At this time, the production and strength evaluation method of each of the comparative examples and examples was evaluated in accordance with KS LISO 679 "Method for testing the strength of cement ", and the compressive strengths were measured at 3 days, 7 days, and 28 days and 90 days , And the average value of the measured values of three test specimens on each measurement day is shown as the compressive strength value. In order to measure the neutralization resistance, the cured product of ages of 28 days was set to 20 ± 3 ° C, relative humidity 60 ± 5% and CO2 concentration 10 ± 2% Are shown in Table 2.
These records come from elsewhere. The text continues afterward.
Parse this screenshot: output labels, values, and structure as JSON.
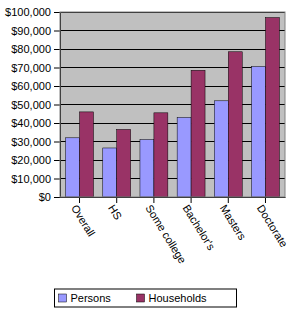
{
  "chart_data": {
    "type": "bar",
    "categories": [
      "Overall",
      "HS",
      "Some college",
      "Bachelor's",
      "Masters",
      "Doctorate"
    ],
    "series": [
      {
        "name": "Persons",
        "color": "#9999ff",
        "values": [
          32000,
          26500,
          31000,
          43000,
          52000,
          70500
        ]
      },
      {
        "name": "Households",
        "color": "#993366",
        "values": [
          46000,
          36500,
          45500,
          68500,
          78500,
          97000
        ]
      }
    ],
    "ylim": [
      0,
      100000
    ],
    "yticks": [
      {
        "value": 0,
        "label": "$0"
      },
      {
        "value": 10000,
        "label": "$10,000"
      },
      {
        "value": 20000,
        "label": "$20,000"
      },
      {
        "value": 30000,
        "label": "$30,000"
      },
      {
        "value": 40000,
        "label": "$40,000"
      },
      {
        "value": 50000,
        "label": "$50,000"
      },
      {
        "value": 60000,
        "label": "$60,000"
      },
      {
        "value": 70000,
        "label": "$70,000"
      },
      {
        "value": 80000,
        "label": "$80,000"
      },
      {
        "value": 90000,
        "label": "$90,000"
      },
      {
        "value": 100000,
        "label": "$100,000"
      }
    ],
    "grid": true,
    "legend": "bottom"
  }
}
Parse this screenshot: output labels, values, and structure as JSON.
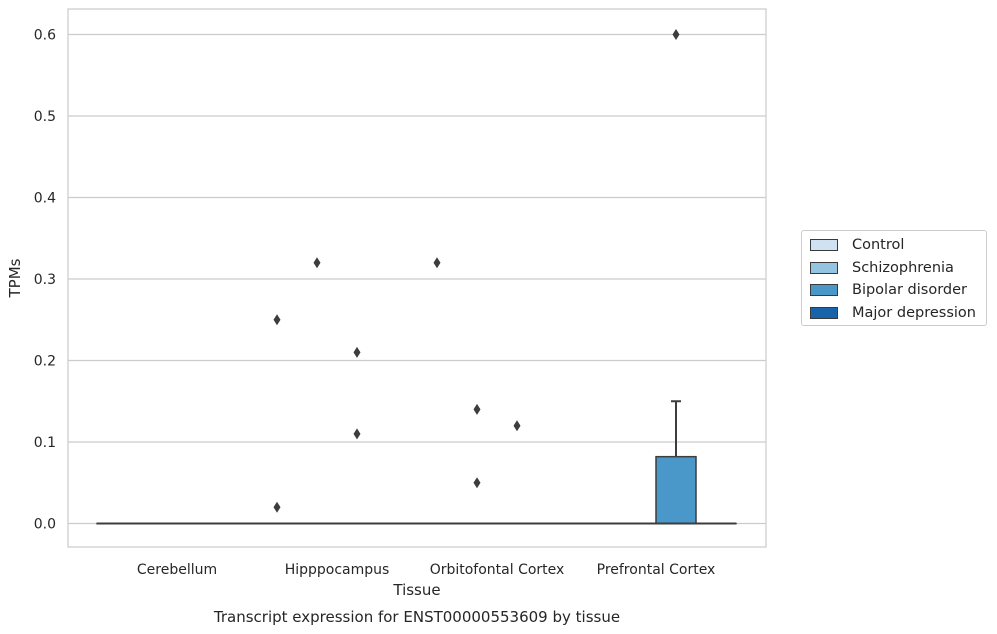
{
  "chart_data": {
    "type": "box",
    "title": "Transcript expression for ENST00000553609 by tissue",
    "xlabel": "Tissue",
    "ylabel": "TPMs",
    "ylim": [
      -0.03,
      0.63
    ],
    "yticks": [
      0.0,
      0.1,
      0.2,
      0.3,
      0.4,
      0.5,
      0.6
    ],
    "ytick_labels": [
      "0.0",
      "0.1",
      "0.2",
      "0.3",
      "0.4",
      "0.5",
      "0.6"
    ],
    "categories": [
      "Cerebellum",
      "Hipppocampus",
      "Orbitofontal Cortex",
      "Prefrontal Cortex"
    ],
    "grid": "horizontal",
    "legend_position": "right",
    "series": [
      {
        "name": "Control",
        "color": "#d0e1f2",
        "boxes": [
          {
            "q1": 0,
            "median": 0,
            "q3": 0,
            "whisker_low": 0,
            "whisker_high": 0,
            "outliers": []
          },
          {
            "q1": 0,
            "median": 0,
            "q3": 0,
            "whisker_low": 0,
            "whisker_high": 0,
            "outliers": [
              0.25,
              0.02
            ]
          },
          {
            "q1": 0,
            "median": 0,
            "q3": 0,
            "whisker_low": 0,
            "whisker_high": 0,
            "outliers": [
              0.32
            ]
          },
          {
            "q1": 0,
            "median": 0,
            "q3": 0,
            "whisker_low": 0,
            "whisker_high": 0,
            "outliers": []
          }
        ]
      },
      {
        "name": "Schizophrenia",
        "color": "#94c4df",
        "boxes": [
          {
            "q1": 0,
            "median": 0,
            "q3": 0,
            "whisker_low": 0,
            "whisker_high": 0,
            "outliers": []
          },
          {
            "q1": 0,
            "median": 0,
            "q3": 0,
            "whisker_low": 0,
            "whisker_high": 0,
            "outliers": [
              0.32
            ]
          },
          {
            "q1": 0,
            "median": 0,
            "q3": 0,
            "whisker_low": 0,
            "whisker_high": 0,
            "outliers": [
              0.14,
              0.05
            ]
          },
          {
            "q1": 0,
            "median": 0,
            "q3": 0,
            "whisker_low": 0,
            "whisker_high": 0,
            "outliers": []
          }
        ]
      },
      {
        "name": "Bipolar disorder",
        "color": "#4a98c9",
        "boxes": [
          {
            "q1": 0,
            "median": 0,
            "q3": 0,
            "whisker_low": 0,
            "whisker_high": 0,
            "outliers": []
          },
          {
            "q1": 0,
            "median": 0,
            "q3": 0,
            "whisker_low": 0,
            "whisker_high": 0,
            "outliers": [
              0.21,
              0.11
            ]
          },
          {
            "q1": 0,
            "median": 0,
            "q3": 0,
            "whisker_low": 0,
            "whisker_high": 0,
            "outliers": [
              0.12
            ]
          },
          {
            "q1": 0,
            "median": 0,
            "q3": 0.082,
            "whisker_low": 0,
            "whisker_high": 0.15,
            "outliers": [
              0.6
            ]
          }
        ]
      },
      {
        "name": "Major depression",
        "color": "#1764ab",
        "boxes": [
          {
            "q1": 0,
            "median": 0,
            "q3": 0,
            "whisker_low": 0,
            "whisker_high": 0,
            "outliers": []
          },
          {
            "q1": 0,
            "median": 0,
            "q3": 0,
            "whisker_low": 0,
            "whisker_high": 0,
            "outliers": []
          },
          {
            "q1": 0,
            "median": 0,
            "q3": 0,
            "whisker_low": 0,
            "whisker_high": 0,
            "outliers": []
          },
          {
            "q1": 0,
            "median": 0,
            "q3": 0,
            "whisker_low": 0,
            "whisker_high": 0,
            "outliers": []
          }
        ]
      }
    ]
  }
}
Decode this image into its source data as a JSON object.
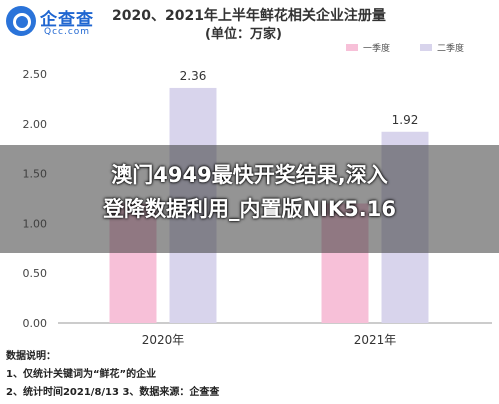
{
  "header": {
    "logo_cn": "企查查",
    "logo_en": "Qcc.com",
    "title": "2020、2021年上半年鲜花相关企业注册量",
    "subtitle": "(单位：万家)"
  },
  "chart_data": {
    "type": "bar",
    "categories": [
      "2020年",
      "2021年"
    ],
    "series": [
      {
        "name": "一季度",
        "values": [
          1.2,
          1.2
        ],
        "color": "#f7c0d8"
      },
      {
        "name": "二季度",
        "values": [
          2.36,
          1.92
        ],
        "color": "#d8d4ec"
      }
    ],
    "data_labels": [
      "2.36",
      "1.92"
    ],
    "ylim": [
      0,
      2.5
    ],
    "yticks": [
      "0.00",
      "0.50",
      "1.00",
      "1.50",
      "2.00",
      "2.50"
    ],
    "grid": false,
    "legend_position": "top-right"
  },
  "notes": {
    "heading": "数据说明：",
    "line1": "1、仅统计关键词为“鲜花”的企业",
    "line2": "2、统计时间2021/8/13   3、数据来源：企查查"
  },
  "overlay": {
    "line1": "澳门4949最快开奖结果,深入",
    "line2": "登降数据利用_内置版NIK5.16"
  }
}
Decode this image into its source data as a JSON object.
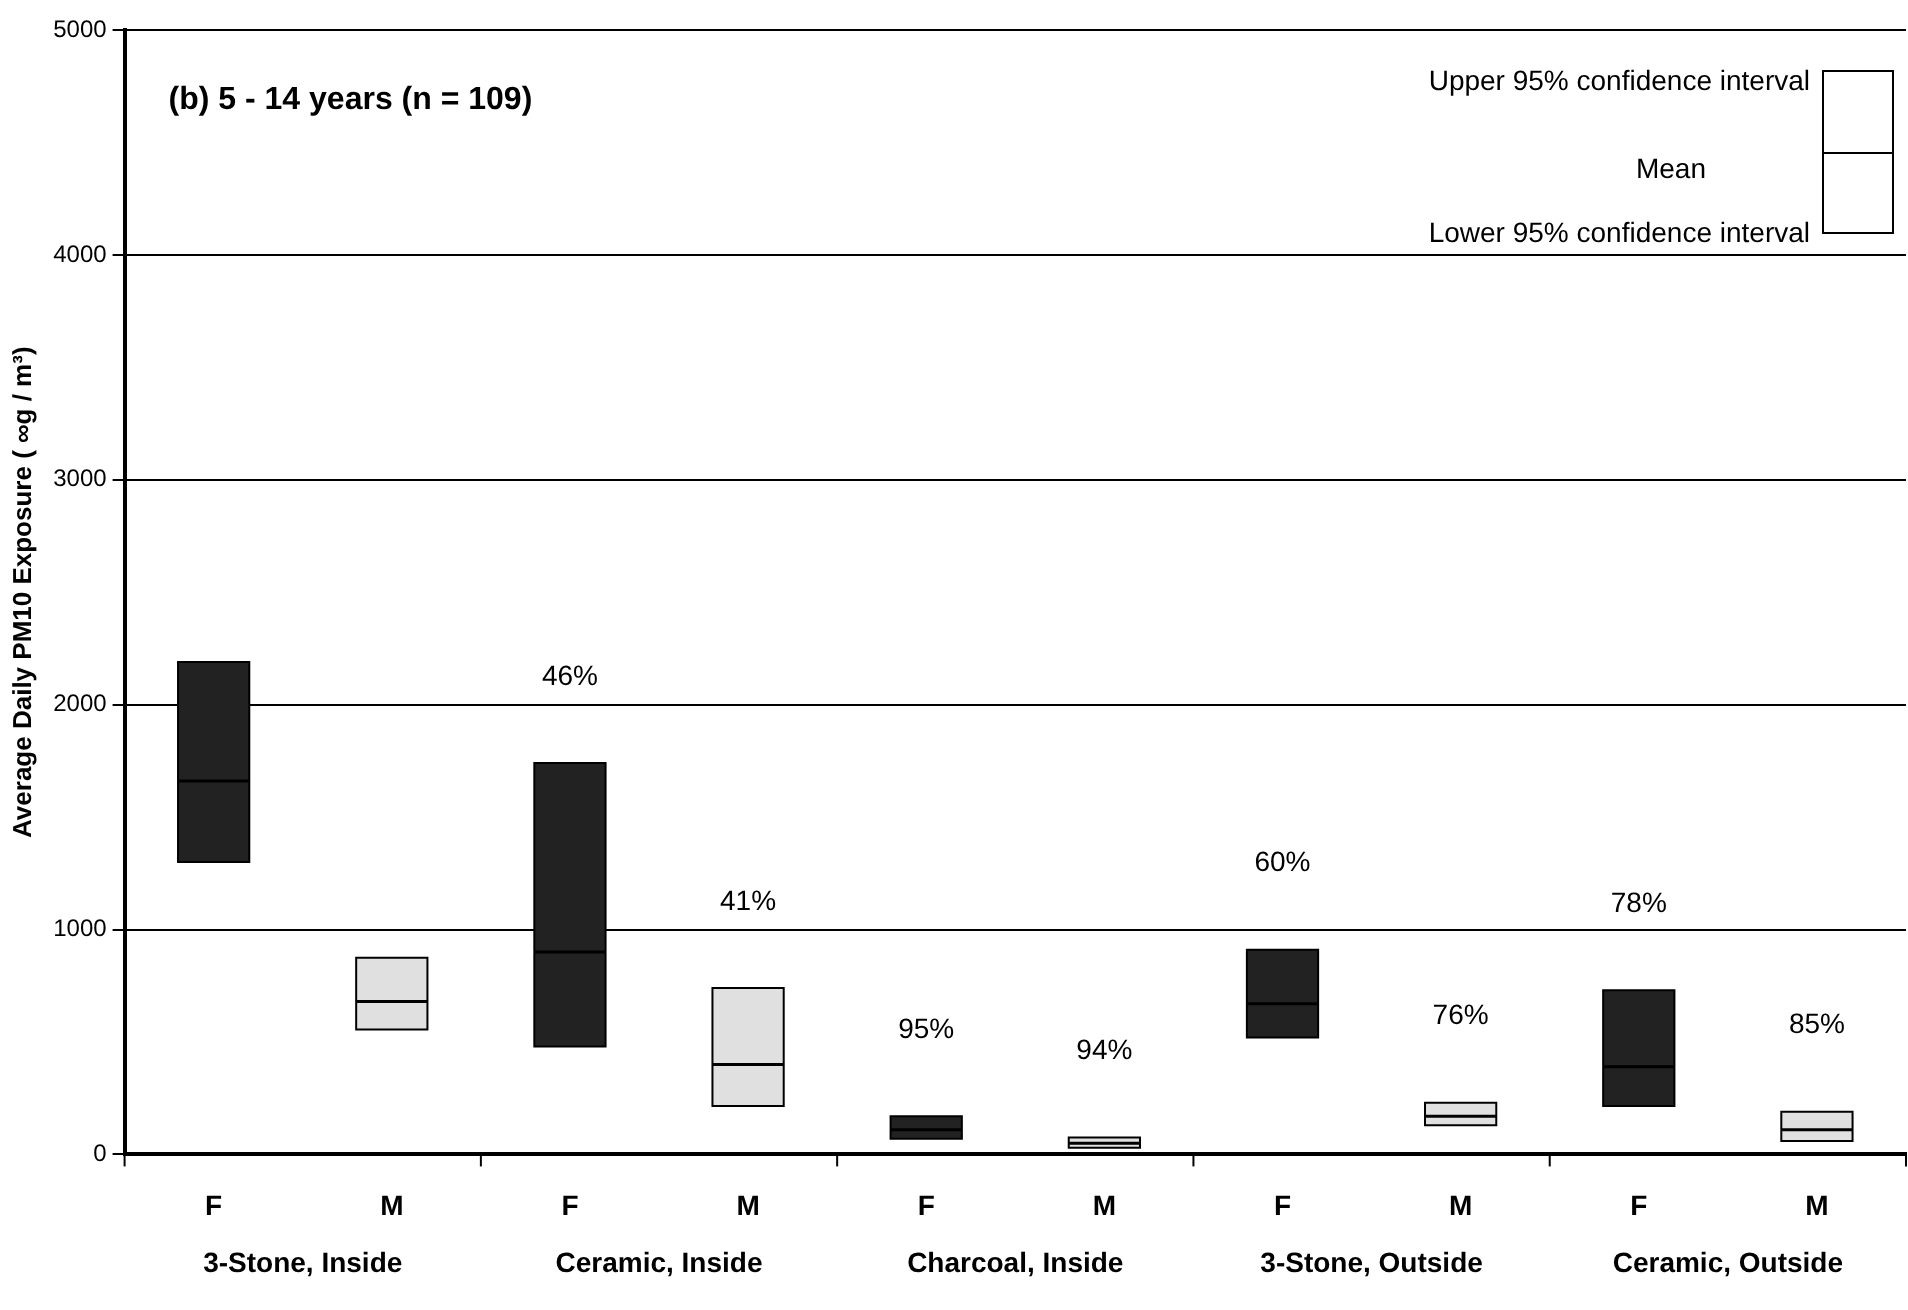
{
  "chart_data": {
    "type": "box",
    "title": "(b) 5 - 14 years (n = 109)",
    "ylabel": "Average Daily PM10 Exposure ( ∞g / m³)",
    "categories": [
      "F",
      "M",
      "F",
      "M",
      "F",
      "M",
      "F",
      "M",
      "F",
      "M"
    ],
    "boxes": [
      {
        "low": 1300,
        "q1": 1300,
        "median": 1660,
        "q3": 2190,
        "high": 2190
      },
      {
        "low": 555,
        "q1": 555,
        "median": 680,
        "q3": 875,
        "high": 875
      },
      {
        "low": 480,
        "q1": 480,
        "median": 900,
        "q3": 1740,
        "high": 1740
      },
      {
        "low": 215,
        "q1": 215,
        "median": 400,
        "q3": 740,
        "high": 740
      },
      {
        "low": 70,
        "q1": 70,
        "median": 110,
        "q3": 170,
        "high": 170
      },
      {
        "low": 30,
        "q1": 30,
        "median": 50,
        "q3": 75,
        "high": 75
      },
      {
        "low": 520,
        "q1": 520,
        "median": 670,
        "q3": 910,
        "high": 910
      },
      {
        "low": 130,
        "q1": 130,
        "median": 170,
        "q3": 230,
        "high": 230
      },
      {
        "low": 215,
        "q1": 215,
        "median": 390,
        "q3": 730,
        "high": 730
      },
      {
        "low": 60,
        "q1": 60,
        "median": 110,
        "q3": 190,
        "high": 190
      }
    ],
    "colors": [
      "#222222",
      "#e0e0e0",
      "#222222",
      "#e0e0e0",
      "#222222",
      "#e0e0e0",
      "#222222",
      "#e0e0e0",
      "#222222",
      "#e0e0e0"
    ],
    "value_labels": [
      null,
      null,
      "46%",
      "41%",
      "95%",
      "94%",
      "60%",
      "76%",
      "78%",
      "85%"
    ],
    "annotations": [
      "3-Stone, Inside",
      "Ceramic, Inside",
      "Charcoal, Inside",
      "3-Stone, Outside",
      "Ceramic, Outside",
      "Upper 95% confidence interval",
      "Mean",
      "Lower 95% confidence interval"
    ],
    "ylim": [
      0,
      5000
    ],
    "yticks": [
      0,
      1000,
      2000,
      3000,
      4000,
      5000
    ],
    "grid": "y",
    "legend": false
  }
}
division Compressive strength 3 days
(MPa) Compressive strength 7 days
(MPa) Compressive strength 28 days
(MPa) Compressive strength 90 days
(MPa) Comparative Example 14.2 23.3 45.1 50.2 Example 1 15.5 27.7 46.2 51.1 Example 2 15.5 25.4 48.4 52.6

As shown in Table 1, the comparative example shows the compressive strength of a molded article obtained by mixing 1: 1 weight ratio of low alkali flyash and 1 ordinary Portland cement. In Example 1, low alkali fly ash, palm kernel shell It is the compressive strength of the molded body mixed with 1: 1 weight ratio of admixture mixed with material and ordinary Portland cement. Compared with Comparative Example 1, the strength of Example 1 was about 8% higher than that of Comparative Example 1.

Example 2 shows the compressive strengths of a mixture of a concrete admixture prepared by mixing a low-alkali fly ash, a palm kernel shell material, a blast furnace slag powder, a blast furnace slag powder and an anhydrous gypsum powder and a Portland cement in a weight ratio of 2: 1 to be. Although the amount of concrete admixture is increased and the amount of one kind of ordinary Portland cement is reduced, the strength is higher than that of the comparative example, not only from 3 to 7 days but also after 28 days of age. It can be seen that the incorporation of palm kernel shell material and anhydrous gypsum, which are Vice-mash combustion material, is very effective for improving initial strength as well as long-term strength.

Claims (3)

Based on 100 parts by weight of a low-alkali fly ash having an SiO ₂ content of 45 to 70% by weight and a CaO content of less than 10% by weight,
And 20 to 500 parts by weight of a palm kernel shell material having a CaO content of 5 to 50% by weight and an SO ₃ content of 1 to 15% by weight, the mixture being discharged in a combustion process of a circulating fluidized bed combustion boiler.
The method according to claim 1,
Further comprising 10 to 1,000 parts by weight of a slag fine powder per 100 parts by weight of the low alkali fly ash,
The slag fine powder is selected from the group consisting of a converter slag fine powder, an electric furnace slag fine powder, a blast furnace slag fine powder, a ferronickel slag fine powder, an electric furnace reduced slag fine powder, a copper slag fine powder, a stainless steel refining slag fine powder, a KR slag fine powder and a desulfurized slag fine powder Wherein the cement admixture composition further comprises one or more of the mixture.
The method according to claim 1,
Further comprising 5 to 200 parts by weight of an alkali irritant based on 100 parts by weight of the low alkali fly ash,
Wherein the alkali stimulant further comprises at least one selected from the group consisting of quick lime, slaked lime, light dolomite, anhydrous gypsum, and desulfurization and deoxidization processes of steel mills.